#include <stdio.h>
int main(){
float a;
scanf("%f",&a);
a=(int)(a*1000+0.5);
printf("%.5f\n",a);
a=a/1000;
printf("%.5f\n",a);
return 0;
}
This program is written to round off a floating point number up to 3 decimal points in a specific way; e.g. 65.43296 should print as 65.43200, not 65.432.
According to logic it should work but I am getting an unexpected answer like following:
1234.56789
1234568.00000
1234.567993
Explain this behaviour.
Although input was "1234.56789", that is only near the value saved in float a.

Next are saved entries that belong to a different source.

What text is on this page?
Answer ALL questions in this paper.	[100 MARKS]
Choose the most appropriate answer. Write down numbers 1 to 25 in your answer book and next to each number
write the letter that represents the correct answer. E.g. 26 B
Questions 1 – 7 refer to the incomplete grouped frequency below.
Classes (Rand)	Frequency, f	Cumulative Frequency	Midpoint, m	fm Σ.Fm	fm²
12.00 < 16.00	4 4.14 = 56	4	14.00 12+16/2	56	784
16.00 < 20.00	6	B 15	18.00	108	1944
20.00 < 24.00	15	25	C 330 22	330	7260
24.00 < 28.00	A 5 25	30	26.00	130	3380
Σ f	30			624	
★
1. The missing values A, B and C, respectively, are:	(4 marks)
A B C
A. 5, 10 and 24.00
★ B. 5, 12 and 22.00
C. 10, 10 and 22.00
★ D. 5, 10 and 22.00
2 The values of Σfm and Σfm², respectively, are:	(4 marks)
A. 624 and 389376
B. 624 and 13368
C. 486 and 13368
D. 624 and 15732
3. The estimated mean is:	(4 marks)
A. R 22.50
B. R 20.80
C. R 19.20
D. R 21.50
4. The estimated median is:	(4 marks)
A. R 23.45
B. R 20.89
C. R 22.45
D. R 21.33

float as 32-bit object, can only store exactly about 232 different values. Due to the typical binary encoding of a float, 1234.56789 is not one of those 232. Instead the nearest float is used.
1234.56787109375 // nearest float's exact value
1234.56789
1234.5679931640625 // next nearest float's exact value
a*1000+0.5 can be expected to result in 1234568.375 and (int)(a*1000+0.5) to 1234568.0. So far no great surprise.
The quotient a/1000; is also a float and since it too is not one of those 232, the result is the nearest float
1234.5679931640625 // nearest float.
1234.568 // math result of 1234568.0/1000
1234.568115234375 // next nearest float
printf("%.5f\n", 1234.5679931640625) is then as seen by OP.
1234.56799
In general, float will provide expected answers when the number of leading significant digits if 6 or less. OP's expectation of "1234.56800" is 9 digits.
Had code used double, similar unexpected answers can occur when the number of leading significant digits exceeds 15.